The complaint by the Appellant about the lurid headlines and numerous photographs with unfortunate comments about the Appellant in sections of the media following the Judge’s lifting of the ban against publication of such material on 28 February 2000 is highly regrettable but it did not in the Court’s view prevent a fair trial. The Trial Judge was not to know at the time of the lifting of the ban that such lack of restraint would be shown.

Identification

The Appellant’s main argument was that only clear and unqualified identifications should be permitted in evidence. In this case there are three relevant points:-

  1. The gap in time between the murder and the identifications – viz April 1999 to August or October 2000.
  2. The Appellant refused to stand on any parade after the first one. The police had to resort to the less satisfactory video "parade" when those in the video-photographs wore beards as the Appellant did late in the year 2000, but did not wear at the time of sightings in 1999.
  3. It is conceded by the Defence that one witness did make an unqualified identification from which the jury could conclude he was the murderer.

 

The Appeal Court rejects the Defence argument.

In addition to the unqualified identification there was a pattern of evidence from some nine witnesses describing a man and describing his actions, which considered as a whole showed a consistency of evidence that there cannot have been two men of that description and behaviour as described in the area local to the Appellant and the victim.

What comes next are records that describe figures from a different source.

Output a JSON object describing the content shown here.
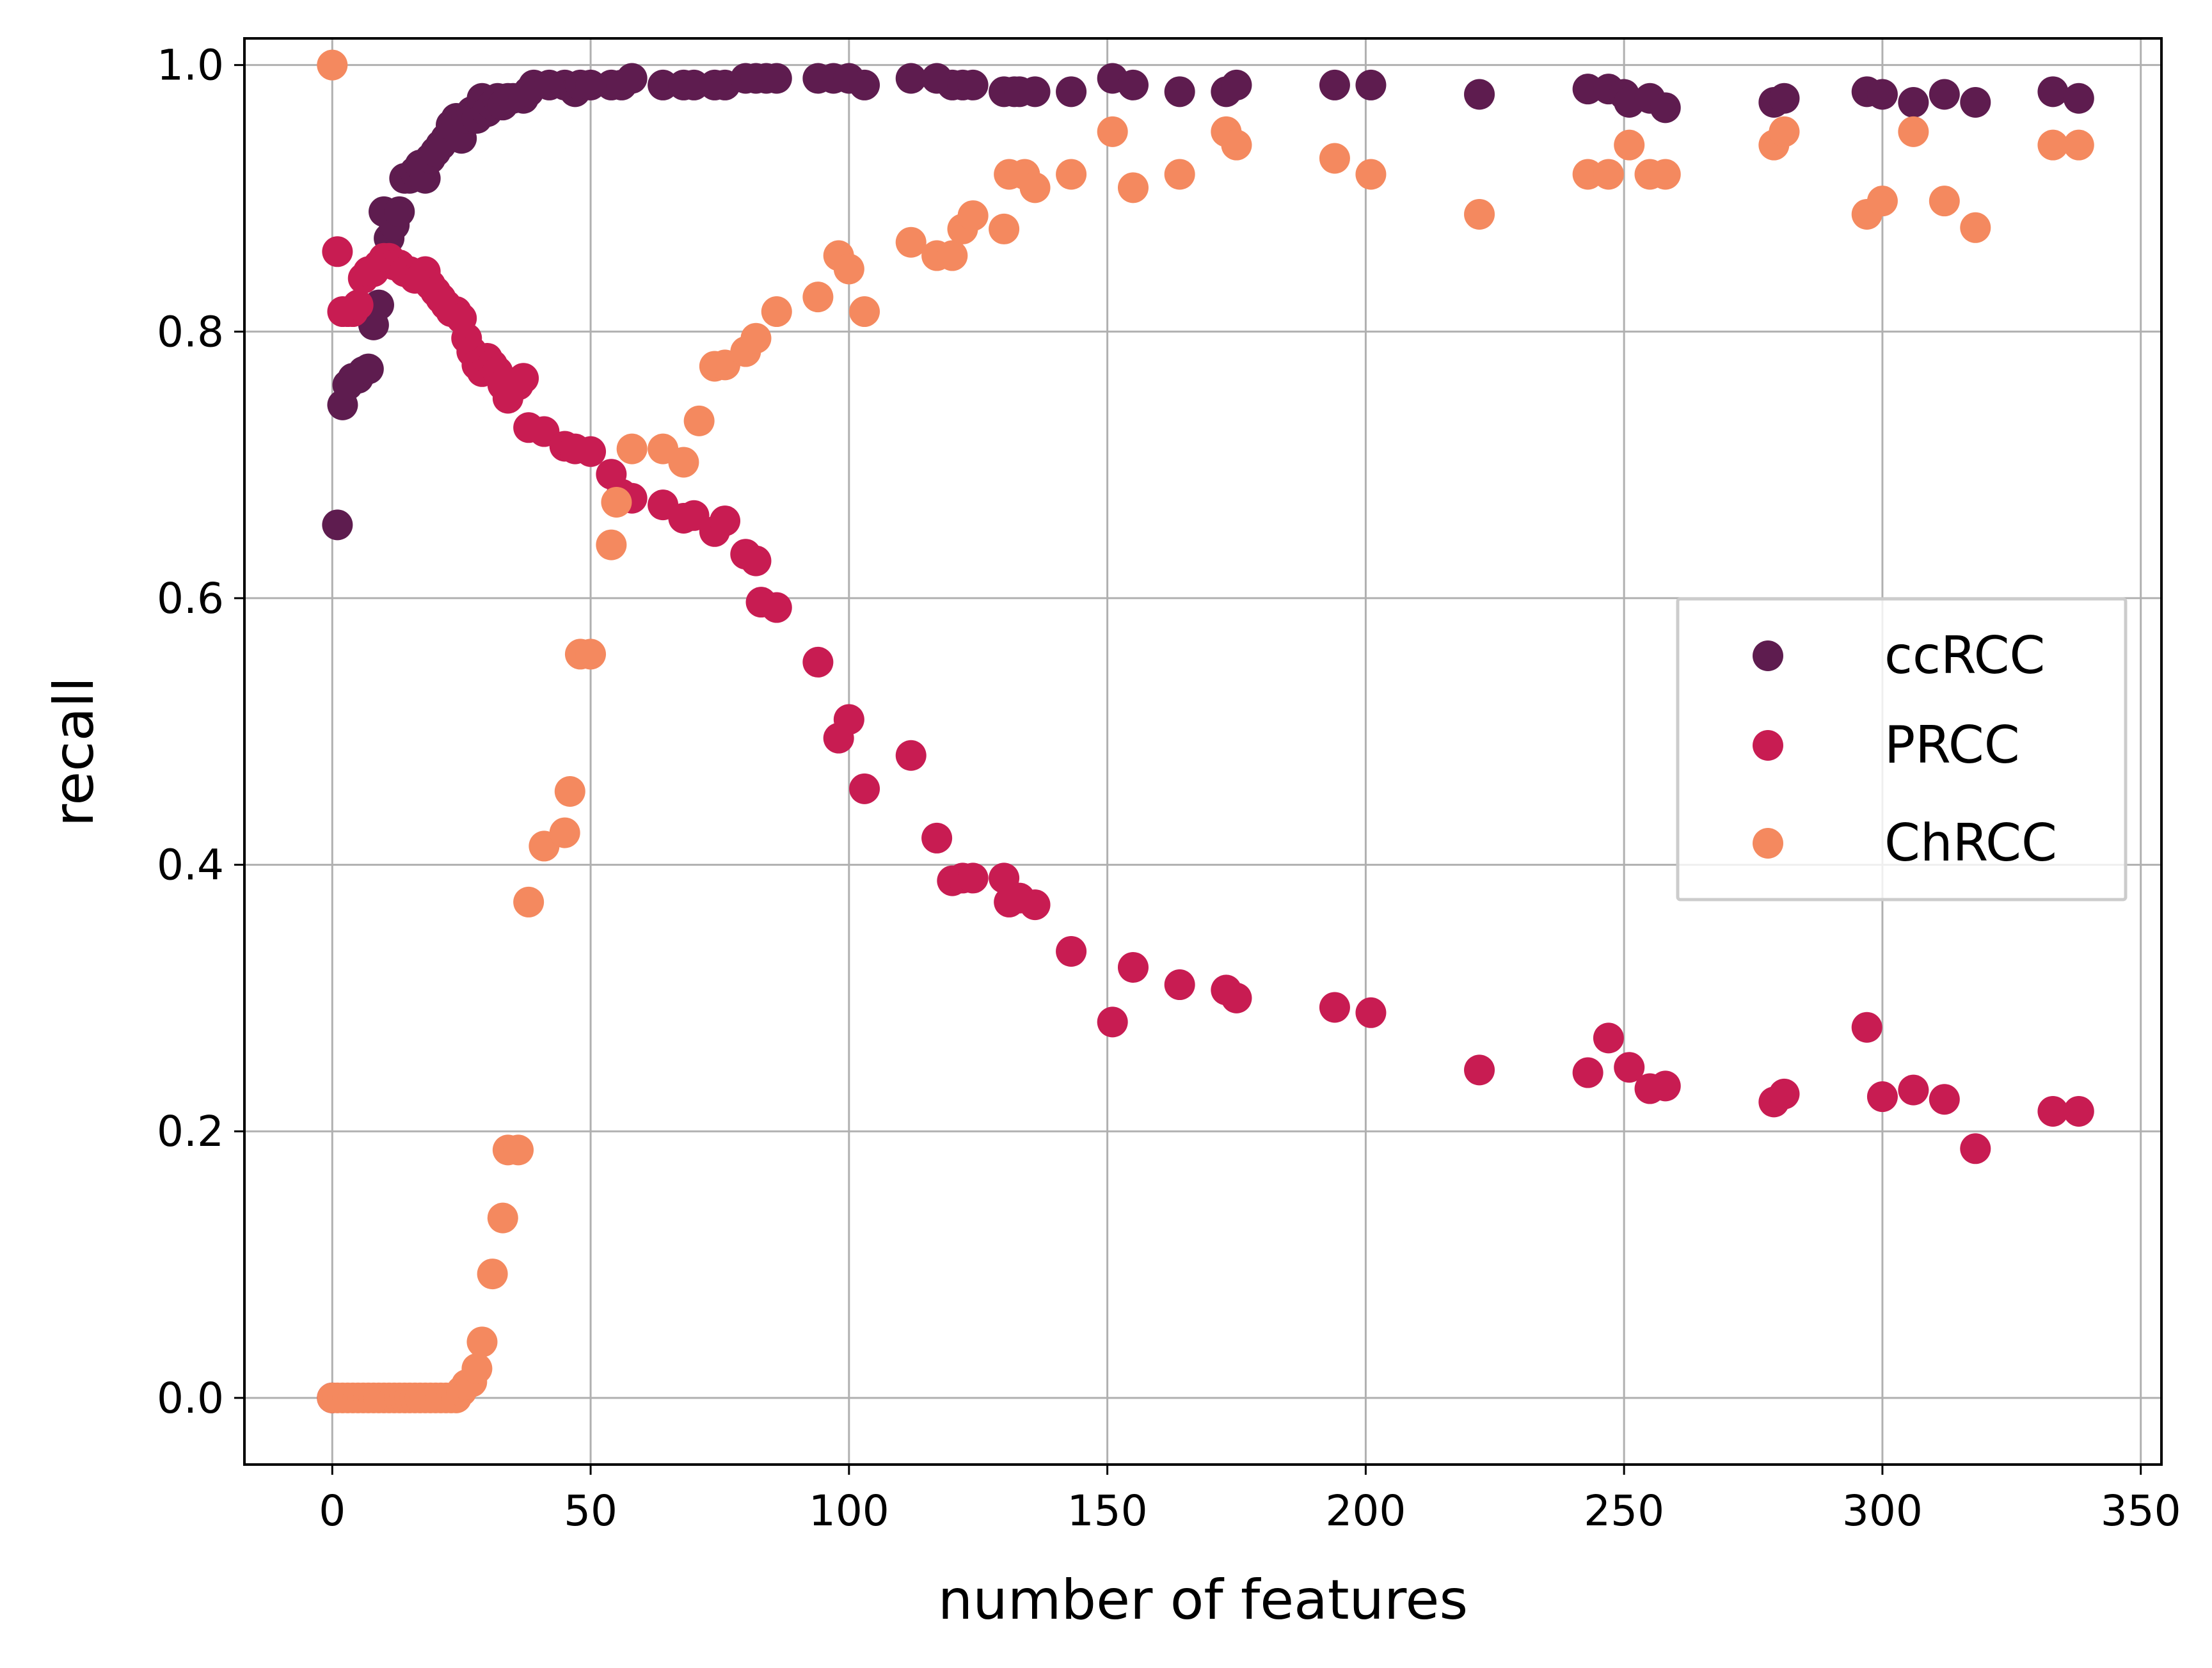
{
  "chart_data": {
    "type": "scatter",
    "title": "",
    "xlabel": "number of features",
    "ylabel": "recall",
    "xlim": [
      -17,
      354
    ],
    "ylim": [
      -0.05,
      1.02
    ],
    "xticks": [
      0,
      50,
      100,
      150,
      200,
      250,
      300,
      350
    ],
    "yticks": [
      0.0,
      0.2,
      0.4,
      0.6,
      0.8,
      1.0
    ],
    "xtick_labels": [
      "0",
      "50",
      "100",
      "150",
      "200",
      "250",
      "300",
      "350"
    ],
    "ytick_labels": [
      "0.0",
      "0.2",
      "0.4",
      "0.6",
      "0.8",
      "1.0"
    ],
    "grid": true,
    "legend_position": "center-right",
    "series": [
      {
        "name": "ccRCC",
        "color": "#5e1c4f",
        "points": [
          [
            0,
            0
          ],
          [
            1,
            0.655
          ],
          [
            2,
            0.745
          ],
          [
            3,
            0.76
          ],
          [
            4,
            0.765
          ],
          [
            5,
            0.765
          ],
          [
            6,
            0.77
          ],
          [
            7,
            0.772
          ],
          [
            8,
            0.805
          ],
          [
            9,
            0.82
          ],
          [
            10,
            0.89
          ],
          [
            11,
            0.87
          ],
          [
            12,
            0.88
          ],
          [
            13,
            0.89
          ],
          [
            14,
            0.915
          ],
          [
            15,
            0.915
          ],
          [
            16,
            0.92
          ],
          [
            17,
            0.925
          ],
          [
            18,
            0.915
          ],
          [
            19,
            0.93
          ],
          [
            20,
            0.935
          ],
          [
            21,
            0.94
          ],
          [
            22,
            0.945
          ],
          [
            23,
            0.955
          ],
          [
            24,
            0.96
          ],
          [
            25,
            0.945
          ],
          [
            26,
            0.96
          ],
          [
            27,
            0.965
          ],
          [
            28,
            0.96
          ],
          [
            29,
            0.975
          ],
          [
            30,
            0.965
          ],
          [
            31,
            0.97
          ],
          [
            32,
            0.975
          ],
          [
            33,
            0.97
          ],
          [
            34,
            0.975
          ],
          [
            35,
            0.975
          ],
          [
            37,
            0.975
          ],
          [
            38,
            0.98
          ],
          [
            39,
            0.985
          ],
          [
            42,
            0.985
          ],
          [
            45,
            0.985
          ],
          [
            47,
            0.98
          ],
          [
            48,
            0.985
          ],
          [
            50,
            0.985
          ],
          [
            54,
            0.985
          ],
          [
            56,
            0.985
          ],
          [
            58,
            0.99
          ],
          [
            64,
            0.985
          ],
          [
            68,
            0.985
          ],
          [
            70,
            0.985
          ],
          [
            74,
            0.985
          ],
          [
            76,
            0.985
          ],
          [
            80,
            0.99
          ],
          [
            82,
            0.99
          ],
          [
            84,
            0.99
          ],
          [
            86,
            0.99
          ],
          [
            94,
            0.99
          ],
          [
            97,
            0.99
          ],
          [
            100,
            0.99
          ],
          [
            103,
            0.985
          ],
          [
            112,
            0.99
          ],
          [
            117,
            0.99
          ],
          [
            120,
            0.985
          ],
          [
            122,
            0.985
          ],
          [
            124,
            0.985
          ],
          [
            130,
            0.98
          ],
          [
            132,
            0.98
          ],
          [
            133,
            0.98
          ],
          [
            136,
            0.98
          ],
          [
            143,
            0.98
          ],
          [
            151,
            0.99
          ],
          [
            155,
            0.985
          ],
          [
            164,
            0.98
          ],
          [
            173,
            0.98
          ],
          [
            175,
            0.985
          ],
          [
            194,
            0.985
          ],
          [
            201,
            0.985
          ],
          [
            222,
            0.978
          ],
          [
            243,
            0.982
          ],
          [
            247,
            0.982
          ],
          [
            250,
            0.978
          ],
          [
            251,
            0.972
          ],
          [
            255,
            0.975
          ],
          [
            258,
            0.968
          ],
          [
            279,
            0.972
          ],
          [
            281,
            0.975
          ],
          [
            297,
            0.98
          ],
          [
            300,
            0.978
          ],
          [
            306,
            0.972
          ],
          [
            312,
            0.978
          ],
          [
            318,
            0.972
          ],
          [
            333,
            0.98
          ],
          [
            338,
            0.975
          ]
        ]
      },
      {
        "name": "PRCC",
        "color": "#c81c52",
        "points": [
          [
            0,
            0
          ],
          [
            1,
            0.86
          ],
          [
            2,
            0.815
          ],
          [
            3,
            0.815
          ],
          [
            4,
            0.815
          ],
          [
            5,
            0.82
          ],
          [
            6,
            0.84
          ],
          [
            7,
            0.845
          ],
          [
            8,
            0.845
          ],
          [
            9,
            0.85
          ],
          [
            10,
            0.855
          ],
          [
            11,
            0.855
          ],
          [
            12,
            0.85
          ],
          [
            13,
            0.85
          ],
          [
            14,
            0.845
          ],
          [
            15,
            0.845
          ],
          [
            16,
            0.84
          ],
          [
            17,
            0.84
          ],
          [
            18,
            0.845
          ],
          [
            19,
            0.835
          ],
          [
            20,
            0.83
          ],
          [
            21,
            0.825
          ],
          [
            22,
            0.82
          ],
          [
            23,
            0.815
          ],
          [
            24,
            0.815
          ],
          [
            25,
            0.81
          ],
          [
            26,
            0.795
          ],
          [
            27,
            0.785
          ],
          [
            28,
            0.775
          ],
          [
            29,
            0.77
          ],
          [
            30,
            0.78
          ],
          [
            31,
            0.775
          ],
          [
            32,
            0.77
          ],
          [
            33,
            0.76
          ],
          [
            34,
            0.75
          ],
          [
            36,
            0.76
          ],
          [
            37,
            0.765
          ],
          [
            38,
            0.728
          ],
          [
            41,
            0.725
          ],
          [
            45,
            0.714
          ],
          [
            47,
            0.712
          ],
          [
            50,
            0.71
          ],
          [
            54,
            0.693
          ],
          [
            56,
            0.678
          ],
          [
            58,
            0.675
          ],
          [
            64,
            0.67
          ],
          [
            68,
            0.66
          ],
          [
            70,
            0.662
          ],
          [
            74,
            0.65
          ],
          [
            76,
            0.658
          ],
          [
            80,
            0.633
          ],
          [
            82,
            0.628
          ],
          [
            83,
            0.597
          ],
          [
            86,
            0.593
          ],
          [
            94,
            0.552
          ],
          [
            98,
            0.495
          ],
          [
            100,
            0.509
          ],
          [
            103,
            0.457
          ],
          [
            112,
            0.482
          ],
          [
            117,
            0.42
          ],
          [
            120,
            0.388
          ],
          [
            122,
            0.39
          ],
          [
            124,
            0.39
          ],
          [
            130,
            0.39
          ],
          [
            131,
            0.372
          ],
          [
            133,
            0.375
          ],
          [
            136,
            0.37
          ],
          [
            143,
            0.335
          ],
          [
            151,
            0.282
          ],
          [
            155,
            0.323
          ],
          [
            164,
            0.31
          ],
          [
            173,
            0.306
          ],
          [
            175,
            0.3
          ],
          [
            194,
            0.293
          ],
          [
            201,
            0.289
          ],
          [
            222,
            0.246
          ],
          [
            243,
            0.244
          ],
          [
            247,
            0.27
          ],
          [
            251,
            0.248
          ],
          [
            255,
            0.232
          ],
          [
            258,
            0.234
          ],
          [
            279,
            0.222
          ],
          [
            281,
            0.228
          ],
          [
            297,
            0.278
          ],
          [
            300,
            0.226
          ],
          [
            306,
            0.231
          ],
          [
            312,
            0.224
          ],
          [
            318,
            0.187
          ],
          [
            333,
            0.215
          ],
          [
            338,
            0.215
          ]
        ]
      },
      {
        "name": "ChRCC",
        "color": "#f4895f",
        "points": [
          [
            0,
            1.0
          ],
          [
            0,
            0
          ],
          [
            1,
            0
          ],
          [
            2,
            0
          ],
          [
            3,
            0
          ],
          [
            4,
            0
          ],
          [
            5,
            0
          ],
          [
            6,
            0
          ],
          [
            7,
            0
          ],
          [
            8,
            0
          ],
          [
            9,
            0
          ],
          [
            10,
            0
          ],
          [
            11,
            0
          ],
          [
            12,
            0
          ],
          [
            13,
            0
          ],
          [
            14,
            0
          ],
          [
            15,
            0
          ],
          [
            16,
            0
          ],
          [
            17,
            0
          ],
          [
            18,
            0
          ],
          [
            19,
            0
          ],
          [
            20,
            0
          ],
          [
            21,
            0
          ],
          [
            22,
            0
          ],
          [
            23,
            0
          ],
          [
            24,
            0
          ],
          [
            25,
            0.005
          ],
          [
            26,
            0.01
          ],
          [
            27,
            0.012
          ],
          [
            28,
            0.022
          ],
          [
            29,
            0.042
          ],
          [
            31,
            0.093
          ],
          [
            33,
            0.135
          ],
          [
            34,
            0.186
          ],
          [
            36,
            0.186
          ],
          [
            38,
            0.372
          ],
          [
            41,
            0.414
          ],
          [
            45,
            0.424
          ],
          [
            46,
            0.455
          ],
          [
            48,
            0.558
          ],
          [
            50,
            0.558
          ],
          [
            54,
            0.64
          ],
          [
            55,
            0.672
          ],
          [
            58,
            0.712
          ],
          [
            64,
            0.712
          ],
          [
            68,
            0.702
          ],
          [
            71,
            0.733
          ],
          [
            74,
            0.774
          ],
          [
            76,
            0.775
          ],
          [
            80,
            0.785
          ],
          [
            82,
            0.795
          ],
          [
            86,
            0.815
          ],
          [
            94,
            0.826
          ],
          [
            98,
            0.857
          ],
          [
            100,
            0.847
          ],
          [
            103,
            0.815
          ],
          [
            112,
            0.867
          ],
          [
            117,
            0.857
          ],
          [
            120,
            0.857
          ],
          [
            122,
            0.877
          ],
          [
            124,
            0.887
          ],
          [
            130,
            0.877
          ],
          [
            131,
            0.918
          ],
          [
            134,
            0.918
          ],
          [
            136,
            0.908
          ],
          [
            143,
            0.918
          ],
          [
            151,
            0.95
          ],
          [
            155,
            0.908
          ],
          [
            164,
            0.918
          ],
          [
            173,
            0.95
          ],
          [
            175,
            0.94
          ],
          [
            194,
            0.93
          ],
          [
            201,
            0.918
          ],
          [
            222,
            0.888
          ],
          [
            243,
            0.918
          ],
          [
            247,
            0.918
          ],
          [
            251,
            0.94
          ],
          [
            255,
            0.918
          ],
          [
            258,
            0.918
          ],
          [
            279,
            0.94
          ],
          [
            281,
            0.95
          ],
          [
            297,
            0.888
          ],
          [
            300,
            0.898
          ],
          [
            306,
            0.95
          ],
          [
            312,
            0.898
          ],
          [
            318,
            0.878
          ],
          [
            333,
            0.94
          ],
          [
            338,
            0.94
          ]
        ]
      }
    ]
  }
}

Other evidence supported the Prosecution’s case:

  1. The finding of a particle of firearm discharge residue found in the Appellant’s coat, itself unusual in persons not associated with firearms and in the light of most of the residue having gone into the victim’s head, which was consistent with it having come from the firing of the cartridge found at the scene. The Court considers the jury were fully entitled to reject the evidence that the coat had been innocently contaminated and accept contrary evidence that this was not so.
  2. The finding of a fibre on the victim consistent with having come from the Appellant’s clothing which, though weak in itself, in association with the other evidence showed a two-way connection by forensic evidence between the Appellant and the victim.
  3. The fact that the Appellant was, despite his untrue denials, associated with firearms. For example, the police found a photograph of him in military combat clothing holding a gun not dissimilar from the murder weapon.
  4. The fact that the Appellant showed an obsession with Miss Dando and other female television presenters as shown by his collection of photographs and the like found by the police at his home.
  5. The lies the Appellant told the police when questioned.
  6. The flawed alibi statement by the Appellant from which it could be properly deduced he tried after the murder to say he was at HAFAD or a taxi firm’s offices at the time of the killing.

There was no evidence from the Appellant to contradict or explain any of this evidence or the deductions which could properly be drawn from it.

Circumstantial evidence is not second-class evidence but it requires and has received careful analysis. In this case the whole picture presented by that evidence is, in the opinion of this Court, compelling and the conviction was correct.